Hiring an architect offers numerous advantages that can enhance the success of your project: Customized design solutions tailored to your specific needs and preferences. Potential cost savings through efficient space planning and material selection. Expert guidance on building codes, permits, and regulations.
If you engage an architect, you will pretty much always end up with a better end product. They are highly trained and especially good at seeing the “big picture”. They make the best use of the space you have, give interesting designs, ensure the light is right, the feel is good, and the house works.
Many experienced builders will offer specialist one-stop shops for 'standard-style' extensions and take care of all the planning, drawing and building regulations. If you want something more bespoke or you are not quite sure how an extension would look, then an architect is often the best person to give you ideas.
When it comes to traditional architecture practices, the industry typically recommends you work out the cost of your architect based on a percentage of your total budget. On average, a traditional practice will charge between 5% - 10%.
Positive space can arouse passions of security, protection, and permanence with careful design. Negative space, on the other hand, describes the voids or empty spaces that live between or outside positive corridor.

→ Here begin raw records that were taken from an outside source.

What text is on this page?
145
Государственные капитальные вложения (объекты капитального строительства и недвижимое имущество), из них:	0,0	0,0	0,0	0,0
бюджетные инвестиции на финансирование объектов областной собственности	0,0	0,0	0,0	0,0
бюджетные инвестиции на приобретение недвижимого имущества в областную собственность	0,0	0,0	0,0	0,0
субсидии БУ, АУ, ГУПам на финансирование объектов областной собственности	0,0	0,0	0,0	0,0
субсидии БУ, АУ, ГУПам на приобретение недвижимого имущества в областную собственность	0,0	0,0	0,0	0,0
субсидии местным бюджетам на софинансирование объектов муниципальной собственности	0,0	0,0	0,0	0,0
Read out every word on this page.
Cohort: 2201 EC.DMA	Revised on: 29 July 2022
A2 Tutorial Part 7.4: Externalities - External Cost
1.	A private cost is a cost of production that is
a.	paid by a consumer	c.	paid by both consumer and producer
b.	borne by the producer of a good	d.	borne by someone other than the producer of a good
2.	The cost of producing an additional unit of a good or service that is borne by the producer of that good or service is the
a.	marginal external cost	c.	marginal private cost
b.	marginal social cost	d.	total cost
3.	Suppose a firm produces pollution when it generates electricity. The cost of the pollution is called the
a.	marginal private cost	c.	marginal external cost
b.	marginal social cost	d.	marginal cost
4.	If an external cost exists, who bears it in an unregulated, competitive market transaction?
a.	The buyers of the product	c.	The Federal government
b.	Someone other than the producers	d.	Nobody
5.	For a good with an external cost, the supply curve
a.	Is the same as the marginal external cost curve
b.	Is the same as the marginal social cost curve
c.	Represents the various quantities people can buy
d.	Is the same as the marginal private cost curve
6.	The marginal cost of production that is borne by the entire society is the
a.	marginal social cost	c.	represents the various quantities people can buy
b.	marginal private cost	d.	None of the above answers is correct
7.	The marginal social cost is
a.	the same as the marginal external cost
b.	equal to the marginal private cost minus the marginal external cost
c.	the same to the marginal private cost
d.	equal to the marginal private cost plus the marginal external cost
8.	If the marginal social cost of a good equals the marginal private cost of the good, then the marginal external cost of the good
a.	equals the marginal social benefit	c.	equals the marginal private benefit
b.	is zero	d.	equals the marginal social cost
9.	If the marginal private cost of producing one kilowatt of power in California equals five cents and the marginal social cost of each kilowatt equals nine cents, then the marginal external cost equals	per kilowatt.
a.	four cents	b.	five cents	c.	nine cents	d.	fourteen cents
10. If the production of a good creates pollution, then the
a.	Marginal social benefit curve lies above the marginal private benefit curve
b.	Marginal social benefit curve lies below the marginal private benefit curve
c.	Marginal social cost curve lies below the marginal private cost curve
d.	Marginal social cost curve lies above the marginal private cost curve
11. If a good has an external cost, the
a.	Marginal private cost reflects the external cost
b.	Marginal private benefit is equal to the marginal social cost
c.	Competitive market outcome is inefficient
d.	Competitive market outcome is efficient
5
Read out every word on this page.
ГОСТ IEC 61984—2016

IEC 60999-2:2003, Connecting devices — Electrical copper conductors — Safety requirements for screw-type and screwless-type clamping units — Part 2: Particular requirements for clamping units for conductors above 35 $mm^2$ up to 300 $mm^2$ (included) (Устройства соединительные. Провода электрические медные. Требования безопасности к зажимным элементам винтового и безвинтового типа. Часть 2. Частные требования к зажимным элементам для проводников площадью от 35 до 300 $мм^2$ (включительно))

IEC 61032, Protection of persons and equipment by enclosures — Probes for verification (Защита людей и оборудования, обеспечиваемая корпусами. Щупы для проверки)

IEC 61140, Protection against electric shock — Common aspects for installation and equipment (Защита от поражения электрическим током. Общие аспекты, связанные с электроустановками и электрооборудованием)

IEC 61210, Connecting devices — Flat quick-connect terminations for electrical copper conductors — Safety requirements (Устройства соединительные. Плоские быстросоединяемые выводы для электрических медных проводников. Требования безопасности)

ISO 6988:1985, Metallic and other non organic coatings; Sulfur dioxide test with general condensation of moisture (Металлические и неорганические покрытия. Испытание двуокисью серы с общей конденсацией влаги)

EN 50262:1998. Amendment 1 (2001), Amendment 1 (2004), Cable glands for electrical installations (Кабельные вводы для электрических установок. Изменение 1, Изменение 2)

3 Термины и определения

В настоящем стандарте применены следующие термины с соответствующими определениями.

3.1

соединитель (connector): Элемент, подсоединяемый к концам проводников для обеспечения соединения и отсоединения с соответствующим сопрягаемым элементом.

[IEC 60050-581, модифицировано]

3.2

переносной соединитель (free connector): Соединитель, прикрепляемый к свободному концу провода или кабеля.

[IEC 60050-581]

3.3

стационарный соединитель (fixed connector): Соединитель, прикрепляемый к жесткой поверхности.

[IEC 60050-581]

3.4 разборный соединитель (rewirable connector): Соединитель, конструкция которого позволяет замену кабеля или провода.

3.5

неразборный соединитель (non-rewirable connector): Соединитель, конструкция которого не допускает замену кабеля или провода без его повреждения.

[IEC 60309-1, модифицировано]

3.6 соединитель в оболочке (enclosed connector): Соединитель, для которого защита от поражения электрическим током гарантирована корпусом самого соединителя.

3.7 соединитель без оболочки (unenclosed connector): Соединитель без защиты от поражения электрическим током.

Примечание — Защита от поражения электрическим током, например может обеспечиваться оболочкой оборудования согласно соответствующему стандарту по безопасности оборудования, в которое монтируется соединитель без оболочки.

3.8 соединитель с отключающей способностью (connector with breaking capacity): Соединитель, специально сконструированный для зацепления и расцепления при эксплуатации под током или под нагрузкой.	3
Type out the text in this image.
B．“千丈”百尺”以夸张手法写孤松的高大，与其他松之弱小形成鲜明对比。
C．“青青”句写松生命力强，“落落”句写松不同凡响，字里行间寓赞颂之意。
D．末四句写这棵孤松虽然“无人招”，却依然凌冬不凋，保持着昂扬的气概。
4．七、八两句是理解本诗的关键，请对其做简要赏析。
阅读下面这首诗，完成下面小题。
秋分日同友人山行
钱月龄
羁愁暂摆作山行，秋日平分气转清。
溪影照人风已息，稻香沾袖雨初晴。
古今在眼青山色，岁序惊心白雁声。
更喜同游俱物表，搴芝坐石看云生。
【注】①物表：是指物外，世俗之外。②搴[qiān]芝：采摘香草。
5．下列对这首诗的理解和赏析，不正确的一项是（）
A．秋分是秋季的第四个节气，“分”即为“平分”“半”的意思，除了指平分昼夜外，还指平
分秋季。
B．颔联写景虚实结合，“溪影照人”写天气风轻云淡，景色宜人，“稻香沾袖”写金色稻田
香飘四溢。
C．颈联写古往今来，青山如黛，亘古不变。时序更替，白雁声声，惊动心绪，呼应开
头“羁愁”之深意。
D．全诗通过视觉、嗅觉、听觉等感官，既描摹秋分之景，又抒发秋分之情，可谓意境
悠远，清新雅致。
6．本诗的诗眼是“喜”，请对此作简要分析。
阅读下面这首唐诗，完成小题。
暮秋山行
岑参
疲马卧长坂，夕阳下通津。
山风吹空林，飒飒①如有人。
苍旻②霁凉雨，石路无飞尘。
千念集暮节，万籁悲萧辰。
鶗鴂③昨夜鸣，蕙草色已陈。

A good architect will have ideas you would never think of. A bad architect will try to convince you to proceed with an idea you don't necessarily like, want or need because of an idea they may have. I recently had a client with an enormous house, and the brief was to redeploy disused spaces.
In each case, this involves extra time and work for both architect and contractor. If each were getting paid by the hour, this time would factor in as a number of hours for each. The bottom line is that almost everything that complicates a job or adds time spent for the architect adds to the fee, as it should.
If your project starts to grow to a point that involves removing walls, adding an addition, moving windows (needing exterior elevations) etc., you'll want to consult with an architect to make more detailed plans.
In many cases, contractors will be able to create plans that work, but their solutions and designs won't be as innovative or attractive as something an architect could come up with. If your remodel involves more than a simple project, we'd recommend at least consulting with an architect or draftsperson.
This is a very common dilemma for homeowners, particularly those doing modest kitchen extensions or interior alteration work on a budget. The short answer is no, not necessarily. HOWEVER, I definitely wouldn't recommend skipping the design/drawing phase of the project completely.
Most architects claim to charge between 5% and 20% of the cost of the building. That means if a home costs $100,000, you can expect the price of the architect to be somewhere between $5,000 and $20,000.
Compliance with regulations is generally pretty straightforward if you know what you are doing. A significant number of houses are designed by non-architects, and many are actually pretty good, but the people responsible for the design generally know what they are doing.
For smaller projects, you are looking at approximately four weeks. For larger ones, it can be considerably more than that. It can seem frustrating at times, but it is these drawings that will be considered in detail by the planning department.
A failure to adequately supervise the project.
Rendered memorably into English by Henry Wotton, a seventeenth century translator, “firmness, commodity, and delight” remain the essential components of all successful architectural design.
One of the most challenging problems that architects face when handling projects is taking a step back from them. All the deadlines, budget constraints, communication issues, and more can make it exceptionally difficult to come up with a great design, so it's often necessary to take a step back from it all.